Pogacars Dominanz, das bewies Sieg 25 in diesem Jahr, ist schier erdrückend. Am Samstag siegte er beim „Klassiker der fallenden Blätter“ mit dem größten Vorsprung seit Eddy Merckx vor 53 Jahren, als erster Profi seit Merckx 1975 gewann er drei der fünf Radsport-Monumente in einer Saison, 75 Jahre nach Fausto Coppi als zweiter Fahrer „Il Lombardia“ zum vierten Mal in Serie. Und dass jemand wie er in einem Jahr die Tour de France, den Giro d’Italia und die WM gewinnt, hat es auch schon seit Jahrzehnten nicht mehr gegeben.

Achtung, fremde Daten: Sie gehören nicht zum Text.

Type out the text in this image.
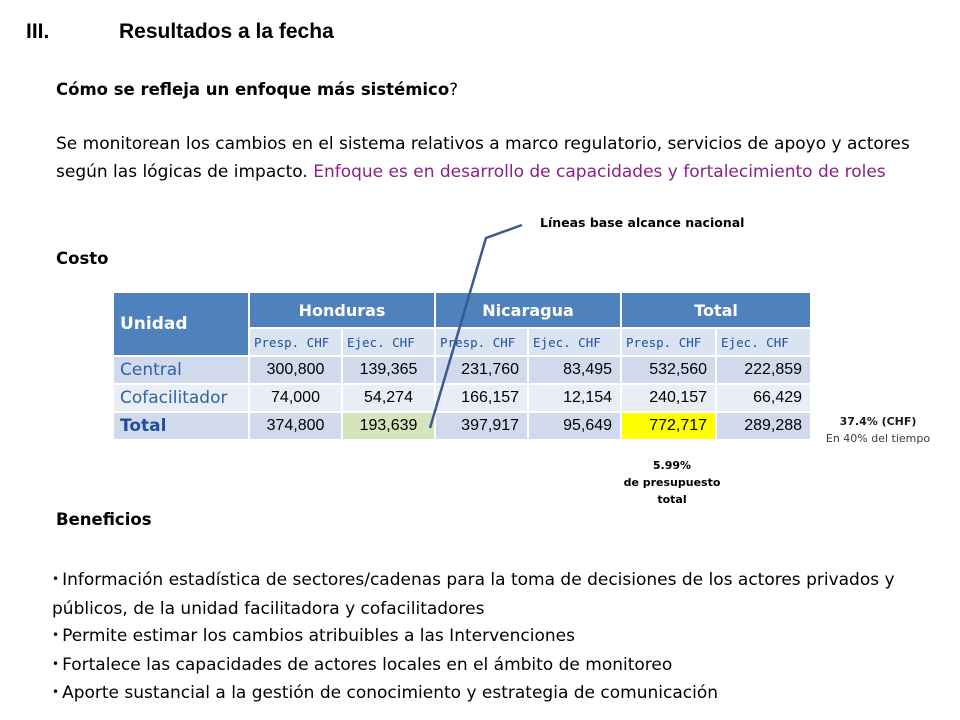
III.	Resultados a la fecha
Cómo se refleja un enfoque más sistémico?
Se monitorean los cambios en el sistema relativos a marco regulatorio, servicios de apoyo y actores según las lógicas de impacto. Enfoque es en desarrollo de capacidades y fortalecimiento de roles
Líneas base alcance nacional
Costo
Unidad	Honduras		Nicaragua		Total	
	Presp. CHF	Ejec. CHF	Presp. CHF	Ejec. CHF	Presp. CHF	Ejec. CHF
Central	300,800	139,365	231,760	83,495	532,560	222,859
Cofacilitador	74,000	54,274	166,157	12,154	240,157	66,429
Total	374,800	193,639	397,917	95,649	772,717	289,288	37.4% (CHF)
En 40% del tiempo
5.99%
de presupuesto
total
Beneficios
• Información estadística de sectores/cadenas para la toma de decisiones de los actores privados y públicos, de la unidad facilitadora y cofacilitadores
• Permite estimar los cambios atribuibles a las Intervenciones
• Fortalece las capacidades de actores locales en el ámbito de monitoreo
• Aporte sustancial a la gestión de conocimiento y estrategia de comunicación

Diesmal versucht es die Konkurrenz mit einem Überraschungsangriff – es führt zu nichts
„Jeder Sieg ist mir wichtig“, sagte Pogacar, der in der Lombardei, bei einem seiner Lieblingsrennen, aber besonders. Diesmal war es ein sechsstündiges Lehrstück für all jene, die dachten, dem Ausnahmefahrer irgendwie beikommen zu können. Sie hatten es versucht, die Konkurrenten, mit einer konzertierten Überraschungstaktik: 30 Kilometer nach dem Start in Bergamo hatten 21 Profis aus 14 Teams angegriffen, darunter Mitfavoriten wie Pogacars Landsmann Matej Mohoric. Fünf Minuten Vorsprung fuhren sie heraus, aber Pogacar blieb unbeeindruckt.
Gegen Rennmitte drückte sein UAE-Team aufs Tempo, rund 50 Kilometer vor dem Ziel war am Colma-di-Sormano-Anstieg der letzte Ausreißer eingeholt. Jeder wusste, was kommen musste, keiner konnte es verhindern: Pogacar attackierte sofort – und war weg. „Ich habe durchgezogen“, sagte er, „um das mentale Match mit Remco zu gewinnen.“ Er gewann es nicht nur, er brach den Olympiasieger und alle anderen mental.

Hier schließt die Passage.